Sinirlioğlu İsrail’den ayrılıyor
 4,5 yıllık görev süresini tamamlayan Türkiye’nin İsrail Büyükelçisi Feridun Sinirlioğlu, bu hafta Perşembe akşamı Kfar Shmaryahu’daki konutunda İsrail’de kazandığı dostlarına veda edecek.
Büyükelçi Sinirlioğlu, zaman zaman  zor dönemlerde ülkesini İsrail’de başarıyla temsil etti.

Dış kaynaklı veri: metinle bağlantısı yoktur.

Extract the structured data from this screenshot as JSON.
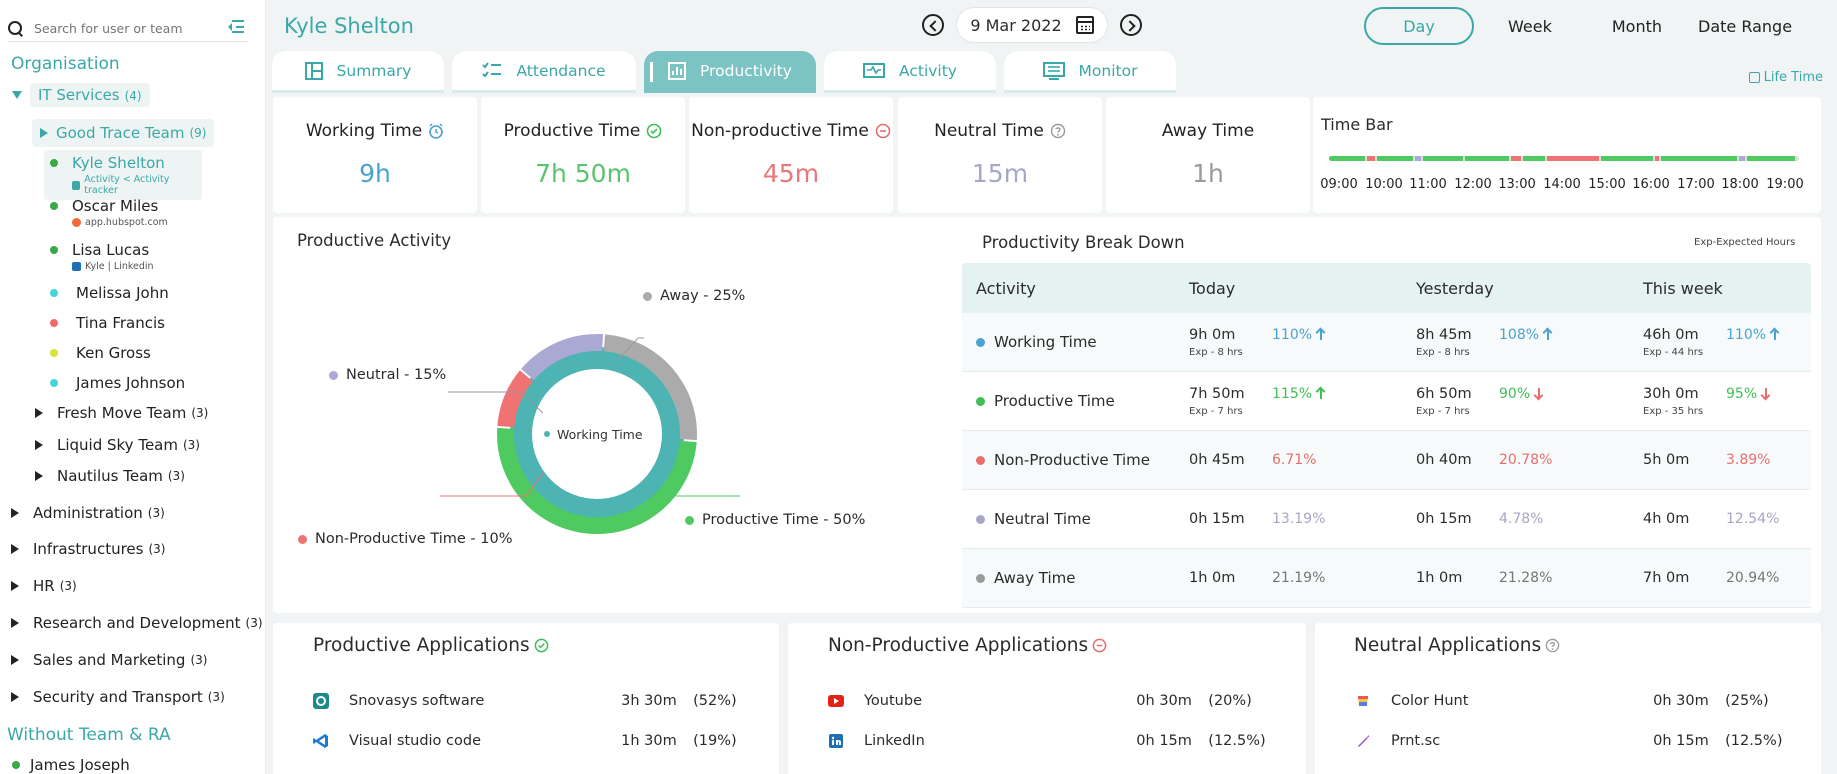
{
  "sidebar": {
    "search_placeholder": "Search for user or team",
    "organisation": "Organisation",
    "it_services": {
      "label": "IT Services",
      "count": "(4)"
    },
    "good_trace": {
      "label": "Good Trace Team",
      "count": "(9)"
    },
    "members": [
      {
        "name": "Kyle Shelton",
        "sub": "Activity < Activity tracker",
        "color": "#3aa843"
      },
      {
        "name": "Oscar Miles",
        "sub": "app.hubspot.com",
        "color": "#3aa843"
      },
      {
        "name": "Lisa Lucas",
        "sub": "Kyle | Linkedin",
        "color": "#3aa843"
      },
      {
        "name": "Melissa John",
        "color": "#46d3db"
      },
      {
        "name": "Tina Francis",
        "color": "#ee6b6b"
      },
      {
        "name": "Ken Gross",
        "color": "#d7e33a"
      },
      {
        "name": "James Johnson",
        "color": "#46d3db"
      }
    ],
    "subteams": [
      {
        "label": "Fresh Move Team",
        "count": "(3)"
      },
      {
        "label": "Liquid Sky Team",
        "count": "(3)"
      },
      {
        "label": "Nautilus Team",
        "count": "(3)"
      }
    ],
    "departments": [
      {
        "label": "Administration",
        "count": "(3)"
      },
      {
        "label": "Infrastructures",
        "count": "(3)"
      },
      {
        "label": "HR",
        "count": "(3)"
      },
      {
        "label": "Research and Development",
        "count": "(3)"
      },
      {
        "label": "Sales and Marketing",
        "count": "(3)"
      },
      {
        "label": "Security and Transport",
        "count": "(3)"
      }
    ],
    "without_team": "Without Team & RA",
    "loose_user": "James Joseph"
  },
  "header": {
    "user": "Kyle Shelton",
    "date": "9 Mar 2022",
    "ranges": [
      "Day",
      "Week",
      "Month",
      "Date Range"
    ]
  },
  "tabs": [
    "Summary",
    "Attendance",
    "Productivity",
    "Activity",
    "Monitor"
  ],
  "life_time": "Life Time",
  "stats": [
    {
      "label": "Working Time",
      "value": "9h",
      "color": "#4aa3cf"
    },
    {
      "label": "Productive Time",
      "value": "7h 50m",
      "color": "#5cc36f"
    },
    {
      "label": "Non-productive Time",
      "value": "45m",
      "color": "#e7777b"
    },
    {
      "label": "Neutral Time",
      "value": "15m",
      "color": "#a6a6c6"
    },
    {
      "label": "Away Time",
      "value": "1h",
      "color": "#9b9b9b"
    }
  ],
  "time_bar": {
    "title": "Time Bar",
    "hours": [
      "09:00",
      "10:00",
      "11:00",
      "12:00",
      "13:00",
      "14:00",
      "15:00",
      "16:00",
      "17:00",
      "18:00",
      "19:00"
    ]
  },
  "productive_activity": {
    "title": "Productive Activity",
    "center": "Working Time",
    "slices": [
      {
        "label": "Away - 25%",
        "value": 25,
        "color": "#ababab"
      },
      {
        "label": "Productive Time - 50%",
        "value": 50,
        "color": "#4fca60"
      },
      {
        "label": "Non-Productive Time - 10%",
        "value": 10,
        "color": "#ef7373"
      },
      {
        "label": "Neutral - 15%",
        "value": 15,
        "color": "#a9a9d4"
      }
    ]
  },
  "breakdown": {
    "title": "Productivity Break Down",
    "note": "Exp-Expected Hours",
    "headers": [
      "Activity",
      "Today",
      "Yesterday",
      "This week"
    ],
    "rows": [
      {
        "activity": "Working Time",
        "color": "#4aa3cf",
        "cells": [
          {
            "v": "9h 0m",
            "exp": "Exp - 8 hrs",
            "pct": "110%",
            "dir": "up",
            "pc": "#4aa3cf"
          },
          {
            "v": "8h 45m",
            "exp": "Exp - 8 hrs",
            "pct": "108%",
            "dir": "up",
            "pc": "#4aa3cf"
          },
          {
            "v": "46h 0m",
            "exp": "Exp - 44 hrs",
            "pct": "110%",
            "dir": "up",
            "pc": "#4aa3cf"
          }
        ]
      },
      {
        "activity": "Productive Time",
        "color": "#3fbf55",
        "cells": [
          {
            "v": "7h 50m",
            "exp": "Exp - 7 hrs",
            "pct": "115%",
            "dir": "up",
            "pc": "#3fbf55"
          },
          {
            "v": "6h 50m",
            "exp": "Exp - 7 hrs",
            "pct": "90%",
            "dir": "down",
            "pc": "#3fbf55"
          },
          {
            "v": "30h 0m",
            "exp": "Exp - 35 hrs",
            "pct": "95%",
            "dir": "down",
            "pc": "#3fbf55"
          }
        ]
      },
      {
        "activity": "Non-Productive Time",
        "color": "#e86e6e",
        "cells": [
          {
            "v": "0h 45m",
            "pct": "6.71%",
            "pc": "#e86e6e"
          },
          {
            "v": "0h 40m",
            "pct": "20.78%",
            "pc": "#e86e6e"
          },
          {
            "v": "5h 0m",
            "pct": "3.89%",
            "pc": "#e86e6e"
          }
        ]
      },
      {
        "activity": "Neutral Time",
        "color": "#a6a6c6",
        "cells": [
          {
            "v": "0h 15m",
            "pct": "13.19%",
            "pc": "#a6a6c6"
          },
          {
            "v": "0h 15m",
            "pct": "4.78%",
            "pc": "#a6a6c6"
          },
          {
            "v": "4h 0m",
            "pct": "12.54%",
            "pc": "#a6a6c6"
          }
        ]
      },
      {
        "activity": "Away Time",
        "color": "#9b9b9b",
        "cells": [
          {
            "v": "1h 0m",
            "pct": "21.19%",
            "pc": "#777777"
          },
          {
            "v": "1h 0m",
            "pct": "21.28%",
            "pc": "#777777"
          },
          {
            "v": "7h 0m",
            "pct": "20.94%",
            "pc": "#777777"
          }
        ]
      }
    ]
  },
  "apps": {
    "productive": {
      "title": "Productive Applications",
      "rows": [
        {
          "name": "Snovasys software",
          "time": "3h 30m",
          "pct": "(52%)"
        },
        {
          "name": "Visual studio code",
          "time": "1h 30m",
          "pct": "(19%)"
        }
      ]
    },
    "non_productive": {
      "title": "Non-Productive Applications",
      "rows": [
        {
          "name": "Youtube",
          "time": "0h 30m",
          "pct": "(20%)"
        },
        {
          "name": "LinkedIn",
          "time": "0h 15m",
          "pct": "(12.5%)"
        }
      ]
    },
    "neutral": {
      "title": "Neutral Applications",
      "rows": [
        {
          "name": "Color Hunt",
          "time": "0h 30m",
          "pct": "(25%)"
        },
        {
          "name": "Prnt.sc",
          "time": "0h 15m",
          "pct": "(12.5%)"
        }
      ]
    }
  }
}
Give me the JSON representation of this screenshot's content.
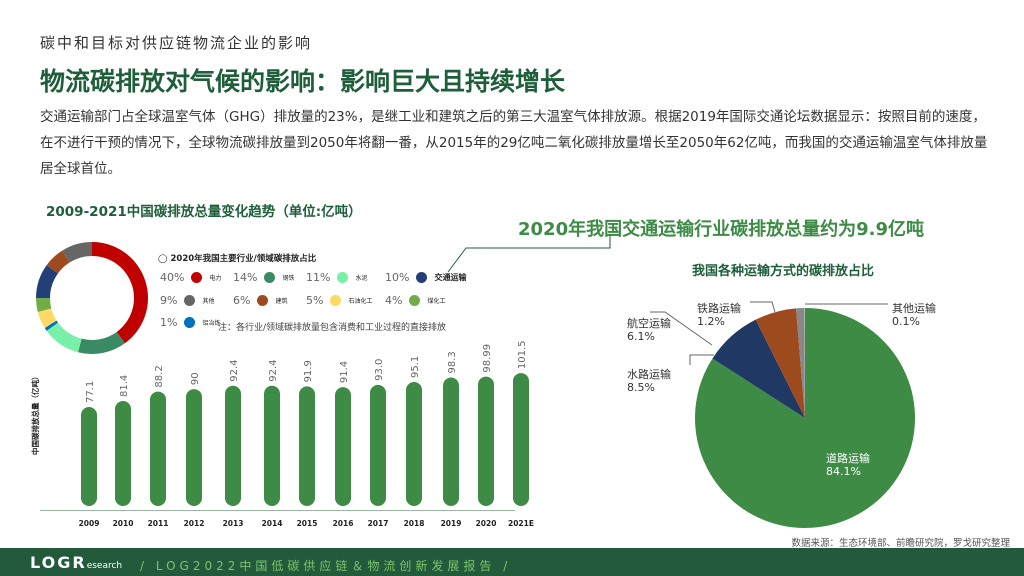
{
  "header": {
    "kicker": "碳中和目标对供应链物流企业的影响",
    "title": "物流碳排放对气候的影响：影响巨大且持续增长",
    "intro": "交通运输部门占全球温室气体（GHG）排放量的23%，是继工业和建筑之后的第三大温室气体排放源。根据2019年国际交通论坛数据显示：按照目前的速度，在不进行干预的情况下，全球物流碳排放量到2050年将翻一番，从2015年的29亿吨二氧化碳排放量增长至2050年62亿吨，而我国的交通运输温室气体排放量居全球首位。"
  },
  "highlight": "2020年我国交通运输行业碳排放总量约为9.9亿吨",
  "source": "数据来源：生态环境部、前瞻研究院，罗戈研究整理",
  "footer": {
    "logo": "LOGR",
    "logo_sub": "esearch",
    "text": "/  LOG2022中国低碳供应链＆物流创新发展报告  /"
  },
  "chart_data": [
    {
      "type": "bar",
      "title": "2009-2021中国碳排放总量变化趋势（单位:亿吨）",
      "ylabel": "中国碳排放总量（亿吨）",
      "categories": [
        "2009",
        "2010",
        "2011",
        "2012",
        "2013",
        "2014",
        "2015",
        "2016",
        "2017",
        "2018",
        "2019",
        "2020",
        "2021E"
      ],
      "values": [
        77.1,
        81.4,
        88.2,
        90,
        92.4,
        92.4,
        91.9,
        91.4,
        93.0,
        95.1,
        98.3,
        98.99,
        101.5
      ],
      "value_labels": [
        "77.1",
        "81.4",
        "88.2",
        "90",
        "92.4",
        "92.4",
        "91.9",
        "91.4",
        "93.0",
        "95.1",
        "98.3",
        "98.99",
        "101.5"
      ],
      "color": "#3d8b45"
    },
    {
      "type": "pie",
      "variant": "donut",
      "title": "2020年我国主要行业/领域碳排放占比",
      "note": "注：各行业/领域碳排放量包含消费和工业过程的直接排放",
      "slices": [
        {
          "label": "电力",
          "value": 40,
          "pct": "40%",
          "color": "#c00000"
        },
        {
          "label": "钢铁",
          "value": 14,
          "pct": "14%",
          "color": "#3a8a63"
        },
        {
          "label": "水泥",
          "value": 11,
          "pct": "11%",
          "color": "#78f0a8"
        },
        {
          "label": "铝冶炼",
          "value": 1,
          "pct": "1%",
          "color": "#0070c0"
        },
        {
          "label": "石油化工",
          "value": 5,
          "pct": "5%",
          "color": "#ffd966"
        },
        {
          "label": "煤化工",
          "value": 4,
          "pct": "4%",
          "color": "#70ad47"
        },
        {
          "label": "交通运输",
          "value": 10,
          "pct": "10%",
          "color": "#223f77"
        },
        {
          "label": "建筑",
          "value": 6,
          "pct": "6%",
          "color": "#9e4a1f"
        },
        {
          "label": "其他",
          "value": 9,
          "pct": "9%",
          "color": "#666666"
        }
      ]
    },
    {
      "type": "pie",
      "title": "我国各种运输方式的碳排放占比",
      "slices": [
        {
          "label": "道路运输",
          "value": 84.1,
          "pct": "84.1%",
          "color": "#3d8b45"
        },
        {
          "label": "水路运输",
          "value": 8.5,
          "pct": "8.5%",
          "color": "#203864"
        },
        {
          "label": "航空运输",
          "value": 6.1,
          "pct": "6.1%",
          "color": "#9e4a1f"
        },
        {
          "label": "铁路运输",
          "value": 1.2,
          "pct": "1.2%",
          "color": "#888888"
        },
        {
          "label": "其他运输",
          "value": 0.1,
          "pct": "0.1%",
          "color": "#bbbbbb"
        }
      ]
    }
  ]
}
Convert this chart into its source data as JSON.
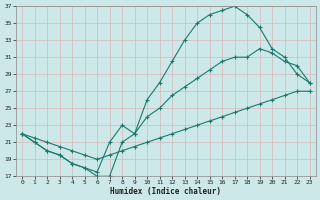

Kendisinin görevde bulunduğu süreçte iki ülkede de iktidarlar değişti, bazı anlaşmazlıklar yaşandı. Ama öyle görünüyor ki, tüm güçlüklere çözümler bulundu ve iki devletin ilişkileri daha da pekiştirildi.
Bu sonuçta Sinirlioğlu’nun kuşkusuz önemli bir rolü var.  Deneyimli bir diplomat olan Büyükelçi, sıcak kişiliğiyle kendini sevdirdi.
Ayrıca  Şalom Gazetesi’nin sadık bir okuru olan Büyükelçi Sinirlioğlu “gazeteyi okurken çok şey öğreniyorum” diyor.